PETALING JAYA: Social activists have expressed concern over the poor command of English across the board among Malaysians and called for a reset to put the country’s human resources on par with world standards.

Parent Action Group for Education (PAGE) president Datin Noor Azimah Abdul Rahim said the group had for many years advocated the creation of English medium schools (EMS) at the secondary level.

“Begin with one EMS in every state to meet the demand for English language teachers and teaching assistants. The aim is not to quicken the brain drain, but instead to enhance the labour force and attract the much-needed foreign direct investments,” she said.

Azimah added that the number of class periods for the English language under the current school timetable is far from adequate to produce proficient speakers. She believes many would welcome more hours to learn English if it means landing better jobs in the future.

“Even our rural folk now realise the importance of the English language to achieving a better quality of life for their children. I believe our Sultans, too, who benefited from British education, and their royal successors would wholeheartedly welcome it.”

Azimah said schools must entice students to pursue an English language degree abroad to reinforce their proficiency and simultaneously adopt a worldview in socio-economic affairs.

Meanwhile, senior economist Tan Sri Ramon Navaratnam said as Malaysia is a small economy, there is a need to communicate in English, French, Chinese, or Indonesian, depending on the size of the market we are doing business in.

“We can’t afford to follow Japan or France’s system of speaking and doing business in their language as we don’t want to end up like Sri Lanka,” he said.

Ramon was commenting on how Sri Lankans were suffering following the political crisis there since they adopted the Sinhala only Bill (1956) Act, which made the language the official one in the country.

He said many Sri Lankans today cannot converse in English, and that makes it difficult for them to secure jobs abroad or engage in international business dealings.

“While Bahasa Malaysia as the national language should be given priority, Malaysia cannot afford to ignore the English language as an important one, otherwise the country and people will suffer,” said the former Transport Ministry secretary-general.

He added that if that happens, the country would decline economically and could face disaster.

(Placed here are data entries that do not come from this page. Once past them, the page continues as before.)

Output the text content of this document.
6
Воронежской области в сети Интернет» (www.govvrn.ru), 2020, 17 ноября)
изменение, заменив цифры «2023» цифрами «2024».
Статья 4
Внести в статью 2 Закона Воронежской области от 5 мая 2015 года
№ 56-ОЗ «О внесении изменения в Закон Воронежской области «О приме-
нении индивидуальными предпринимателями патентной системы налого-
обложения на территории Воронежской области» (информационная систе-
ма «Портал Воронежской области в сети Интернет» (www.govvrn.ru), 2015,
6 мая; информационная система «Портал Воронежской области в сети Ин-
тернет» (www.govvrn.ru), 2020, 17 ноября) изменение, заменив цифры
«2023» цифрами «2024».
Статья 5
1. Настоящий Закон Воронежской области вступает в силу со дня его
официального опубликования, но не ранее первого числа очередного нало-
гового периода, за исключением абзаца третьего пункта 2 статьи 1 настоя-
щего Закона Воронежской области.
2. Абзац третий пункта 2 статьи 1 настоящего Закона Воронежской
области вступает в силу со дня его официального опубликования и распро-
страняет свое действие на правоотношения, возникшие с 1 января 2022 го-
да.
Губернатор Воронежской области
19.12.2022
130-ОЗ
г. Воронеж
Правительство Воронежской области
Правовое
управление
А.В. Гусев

“The best option is to follow the present practice of keeping Bahasa Malaysia as a top priority while English, Chinese, and Tamil should be taught as important languages in schools. By doing this, we will enjoy international trade with other countries.”

Ramon also said if Malaysians were multilingual, we would be able to engage with China, which is the second-largest world economic power, and India, which is another global economic power.

He also cautioned that if the country failed to acknowledge English as an important language, those in the lower-income groups would be the ones to suffer the most.

“Those who can afford private schools and tutors would excel, leaving the lower-income earners behind.

“That is the recipe for keeping the poor down and enriching the rich. In the long term, it will be bad for the country,” he said.